There is a long shot where a camera follows Truman in
telephoto mode and in vignette (an area of black in a circle
around the central image)
The Truman Show (1998)
• Mise en scene – shot types and framing
• During the scene where Truman buys a ferry ticket
there are four separate vignette angles:
• The approach to the jetty
• The view of Truman at the ticket window taken from behind the
ticket man’s head in the booth – the latter planning to follow
Truman and revealing a glass prism effect around the image
• The bollard camera (on the jetty next to the sunken boat)
• The overhead camera (as Truman stops on the sunken boat)
The Truman Show (1998)
• Mise en scene – shot types and framing
• Most of the early shots when Truman visits the hospital to tell
Meryl he is going to Fiji involve deliberate prism or dark
vignette surrounds (to remind us that Truman is being filmed)
• Most of the shots in the travel agency are taken from very
strange angles, as if from hidden cameras built into the décor.

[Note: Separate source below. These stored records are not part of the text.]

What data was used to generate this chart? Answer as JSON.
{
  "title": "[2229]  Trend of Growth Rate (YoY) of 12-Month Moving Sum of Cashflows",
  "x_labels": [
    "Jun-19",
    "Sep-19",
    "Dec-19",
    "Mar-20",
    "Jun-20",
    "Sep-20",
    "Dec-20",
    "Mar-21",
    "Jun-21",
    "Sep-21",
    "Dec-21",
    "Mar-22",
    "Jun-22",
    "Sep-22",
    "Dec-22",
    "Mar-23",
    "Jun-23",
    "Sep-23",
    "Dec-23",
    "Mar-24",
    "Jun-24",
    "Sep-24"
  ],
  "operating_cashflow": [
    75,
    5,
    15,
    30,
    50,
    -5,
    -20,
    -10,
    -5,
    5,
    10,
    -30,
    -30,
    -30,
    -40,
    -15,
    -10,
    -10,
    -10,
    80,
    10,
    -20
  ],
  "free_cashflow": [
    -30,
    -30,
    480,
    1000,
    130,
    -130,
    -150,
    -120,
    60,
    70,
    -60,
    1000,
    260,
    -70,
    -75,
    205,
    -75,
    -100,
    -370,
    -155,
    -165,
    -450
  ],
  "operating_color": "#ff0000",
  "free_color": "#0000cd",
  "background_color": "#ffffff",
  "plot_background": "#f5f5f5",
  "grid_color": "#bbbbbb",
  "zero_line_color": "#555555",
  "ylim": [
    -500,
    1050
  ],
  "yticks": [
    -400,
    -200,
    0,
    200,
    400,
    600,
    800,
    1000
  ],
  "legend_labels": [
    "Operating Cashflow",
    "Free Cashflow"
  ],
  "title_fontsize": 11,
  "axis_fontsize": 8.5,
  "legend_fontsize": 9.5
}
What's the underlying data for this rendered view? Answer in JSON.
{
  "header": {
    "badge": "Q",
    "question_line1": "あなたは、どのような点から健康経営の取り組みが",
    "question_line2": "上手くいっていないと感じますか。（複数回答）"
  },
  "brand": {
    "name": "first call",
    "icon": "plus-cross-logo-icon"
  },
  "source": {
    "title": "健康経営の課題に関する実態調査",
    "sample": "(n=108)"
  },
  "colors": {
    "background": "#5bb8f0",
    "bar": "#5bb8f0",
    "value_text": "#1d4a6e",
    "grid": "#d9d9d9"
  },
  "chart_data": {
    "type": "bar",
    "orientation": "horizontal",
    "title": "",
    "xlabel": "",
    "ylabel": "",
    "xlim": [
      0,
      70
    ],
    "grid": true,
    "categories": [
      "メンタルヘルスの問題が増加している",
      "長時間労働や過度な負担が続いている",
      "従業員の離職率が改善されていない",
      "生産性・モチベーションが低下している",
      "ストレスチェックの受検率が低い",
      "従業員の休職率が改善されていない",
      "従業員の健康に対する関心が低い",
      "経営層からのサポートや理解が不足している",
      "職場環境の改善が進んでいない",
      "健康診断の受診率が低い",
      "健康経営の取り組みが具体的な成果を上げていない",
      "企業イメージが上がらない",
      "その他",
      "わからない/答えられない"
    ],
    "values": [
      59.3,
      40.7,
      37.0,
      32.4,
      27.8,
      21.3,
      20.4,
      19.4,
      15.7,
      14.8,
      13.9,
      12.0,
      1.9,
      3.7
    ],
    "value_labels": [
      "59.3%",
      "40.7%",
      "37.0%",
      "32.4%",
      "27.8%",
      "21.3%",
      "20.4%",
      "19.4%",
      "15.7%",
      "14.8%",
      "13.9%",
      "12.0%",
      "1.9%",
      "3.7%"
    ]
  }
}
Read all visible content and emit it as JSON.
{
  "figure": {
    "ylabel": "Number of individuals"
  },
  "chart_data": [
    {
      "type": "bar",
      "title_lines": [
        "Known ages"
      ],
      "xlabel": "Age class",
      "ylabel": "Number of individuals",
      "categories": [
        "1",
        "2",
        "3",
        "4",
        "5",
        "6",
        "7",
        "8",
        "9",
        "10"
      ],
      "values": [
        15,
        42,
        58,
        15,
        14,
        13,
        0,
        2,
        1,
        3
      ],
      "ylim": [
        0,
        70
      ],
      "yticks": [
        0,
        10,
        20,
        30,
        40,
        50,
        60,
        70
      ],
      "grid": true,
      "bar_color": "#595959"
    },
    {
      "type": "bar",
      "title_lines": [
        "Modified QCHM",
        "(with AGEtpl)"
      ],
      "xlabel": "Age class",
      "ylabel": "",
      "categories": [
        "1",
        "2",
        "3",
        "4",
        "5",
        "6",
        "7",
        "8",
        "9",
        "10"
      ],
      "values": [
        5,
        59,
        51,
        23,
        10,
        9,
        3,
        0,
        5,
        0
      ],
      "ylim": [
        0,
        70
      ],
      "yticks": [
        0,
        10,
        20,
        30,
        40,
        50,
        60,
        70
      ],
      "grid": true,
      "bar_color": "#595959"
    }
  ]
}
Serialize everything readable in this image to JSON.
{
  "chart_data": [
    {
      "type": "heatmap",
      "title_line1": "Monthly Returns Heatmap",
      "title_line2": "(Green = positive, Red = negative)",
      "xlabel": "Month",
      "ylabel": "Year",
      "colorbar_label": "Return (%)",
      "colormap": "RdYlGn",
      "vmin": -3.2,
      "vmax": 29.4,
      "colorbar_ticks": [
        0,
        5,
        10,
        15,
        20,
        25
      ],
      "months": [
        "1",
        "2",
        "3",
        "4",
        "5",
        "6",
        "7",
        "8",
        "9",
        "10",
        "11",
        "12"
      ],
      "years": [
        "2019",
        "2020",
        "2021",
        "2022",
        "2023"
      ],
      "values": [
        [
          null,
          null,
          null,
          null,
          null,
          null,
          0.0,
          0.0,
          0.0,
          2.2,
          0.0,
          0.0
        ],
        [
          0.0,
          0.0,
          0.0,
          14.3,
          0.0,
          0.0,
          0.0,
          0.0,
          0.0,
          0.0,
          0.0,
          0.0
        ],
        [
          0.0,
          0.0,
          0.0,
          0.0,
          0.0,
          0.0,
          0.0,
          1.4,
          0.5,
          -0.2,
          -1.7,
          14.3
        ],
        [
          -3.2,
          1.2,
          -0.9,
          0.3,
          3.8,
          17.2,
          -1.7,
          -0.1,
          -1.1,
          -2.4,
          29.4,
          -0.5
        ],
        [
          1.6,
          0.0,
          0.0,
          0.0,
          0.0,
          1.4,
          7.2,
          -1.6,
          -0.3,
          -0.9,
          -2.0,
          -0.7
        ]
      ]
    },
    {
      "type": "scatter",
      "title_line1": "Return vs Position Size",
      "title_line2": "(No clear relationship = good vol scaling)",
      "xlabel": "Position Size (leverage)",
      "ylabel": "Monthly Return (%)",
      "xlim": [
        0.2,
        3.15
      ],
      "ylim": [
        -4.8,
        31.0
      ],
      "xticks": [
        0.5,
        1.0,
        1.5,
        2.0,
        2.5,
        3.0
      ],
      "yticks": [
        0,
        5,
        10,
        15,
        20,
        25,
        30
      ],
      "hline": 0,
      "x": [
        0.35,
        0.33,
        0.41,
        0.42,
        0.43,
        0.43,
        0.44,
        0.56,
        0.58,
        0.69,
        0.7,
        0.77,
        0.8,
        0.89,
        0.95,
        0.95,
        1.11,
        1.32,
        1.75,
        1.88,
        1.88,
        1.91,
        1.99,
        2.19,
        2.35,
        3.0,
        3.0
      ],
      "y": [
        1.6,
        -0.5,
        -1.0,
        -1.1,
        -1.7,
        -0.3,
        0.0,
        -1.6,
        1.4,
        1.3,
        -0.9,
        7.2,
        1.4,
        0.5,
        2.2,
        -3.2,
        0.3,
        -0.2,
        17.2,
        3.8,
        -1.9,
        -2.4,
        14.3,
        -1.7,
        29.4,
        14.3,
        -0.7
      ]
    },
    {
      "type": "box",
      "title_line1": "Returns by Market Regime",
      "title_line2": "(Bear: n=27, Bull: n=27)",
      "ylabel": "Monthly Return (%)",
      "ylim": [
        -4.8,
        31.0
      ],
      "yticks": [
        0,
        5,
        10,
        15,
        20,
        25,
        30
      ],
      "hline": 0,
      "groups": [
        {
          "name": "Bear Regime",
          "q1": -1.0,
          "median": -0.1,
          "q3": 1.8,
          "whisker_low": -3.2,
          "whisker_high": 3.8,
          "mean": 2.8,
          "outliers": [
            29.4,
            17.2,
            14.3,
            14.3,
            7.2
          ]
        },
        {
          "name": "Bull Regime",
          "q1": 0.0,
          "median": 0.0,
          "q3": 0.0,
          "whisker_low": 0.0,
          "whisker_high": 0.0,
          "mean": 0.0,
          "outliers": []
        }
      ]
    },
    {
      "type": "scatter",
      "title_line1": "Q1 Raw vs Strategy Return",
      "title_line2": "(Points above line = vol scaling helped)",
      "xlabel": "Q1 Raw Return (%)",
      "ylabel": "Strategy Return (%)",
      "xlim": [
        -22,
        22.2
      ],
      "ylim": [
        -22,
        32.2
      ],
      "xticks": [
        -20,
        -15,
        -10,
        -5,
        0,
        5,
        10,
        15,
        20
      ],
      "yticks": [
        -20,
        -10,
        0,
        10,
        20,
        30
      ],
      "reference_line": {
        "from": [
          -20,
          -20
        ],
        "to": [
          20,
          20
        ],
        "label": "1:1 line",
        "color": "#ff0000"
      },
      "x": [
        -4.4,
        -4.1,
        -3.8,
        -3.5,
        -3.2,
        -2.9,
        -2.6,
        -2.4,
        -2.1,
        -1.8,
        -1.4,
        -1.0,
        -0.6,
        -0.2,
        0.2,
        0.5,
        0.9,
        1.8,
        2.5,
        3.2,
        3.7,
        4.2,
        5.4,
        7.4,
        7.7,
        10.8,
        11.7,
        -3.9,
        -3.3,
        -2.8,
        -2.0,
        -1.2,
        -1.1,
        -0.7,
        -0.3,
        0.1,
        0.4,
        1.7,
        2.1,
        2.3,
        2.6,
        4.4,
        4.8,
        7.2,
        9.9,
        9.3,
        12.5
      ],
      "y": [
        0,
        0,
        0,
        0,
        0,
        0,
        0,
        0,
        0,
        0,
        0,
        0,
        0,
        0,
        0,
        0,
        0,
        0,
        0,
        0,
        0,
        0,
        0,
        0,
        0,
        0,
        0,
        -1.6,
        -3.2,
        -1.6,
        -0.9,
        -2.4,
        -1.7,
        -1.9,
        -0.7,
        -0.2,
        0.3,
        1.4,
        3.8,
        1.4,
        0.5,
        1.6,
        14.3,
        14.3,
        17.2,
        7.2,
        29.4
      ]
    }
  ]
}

These self-consciously stylised shots are reminders that
Truman is the object of voyeuristic scrutiny
• It is not normal for filmmakers to draw attention to their art.
Characters do not look into the lens. Lenses are ‘signposted’ –
they are used (‘invisibly’). The Truman Show (1998) breaks
these rules as a way of pointing out the act of viewing itself.
The Truman Show (1998)
• Editing
• Joining two shots together makes a connection between
them in our mind. It is also a key element in the way the
director paces the narrative
• It links the shots in time and space
• The scene detailing the abduction of Sylvia is followed
immediately by the bar cutaway scene in which the
waitress explains to her colleague how Truman wanted
to follow Sylvia but was prevented by his mother’s fake
illness
The Truman Show (1998)
• Editing
• As the secret of Truman’s fake life is revealed and the connection
between Christof and the plot is made explicit, we see some
striking uses of editing known as cross-cutting
• During the scene when Marlon declares to Truman ‘I’d never lie to
you’ the audience are startled by hearing the same words uttered
by Marlon and Christof, as Christof feeds his actor lines
• Editing also has to do with a scene’s tempo. Consider the ‘storm at
sea’ scenes which are ‘cut’ very rapidly to convey a sense of drama
and peril.
• In contrast the interview with Christof is long and leisurely to
suggest control and power
The Truman Show (1998)
• Sound
• Films have a powerful visual and an auditory dimension. Sound is a
signifier of meaning and a further way of manipulating the audience
• Dialogue is important within this film as key psychological or
thematic information is often located from exchanges between
characters – the radio transmissions, the marvellous duplication of
dialogue between Marlon and Christof – both making important
points about artificiality
• Non-verbal sound elements are equally important – the sound
effects - the rip sound when Truman’s boat punctures the sea
cyclorama; the music of the romantic piano track over the red
cardigan scene; or the synthetic ‘weepie’ music over the reunion.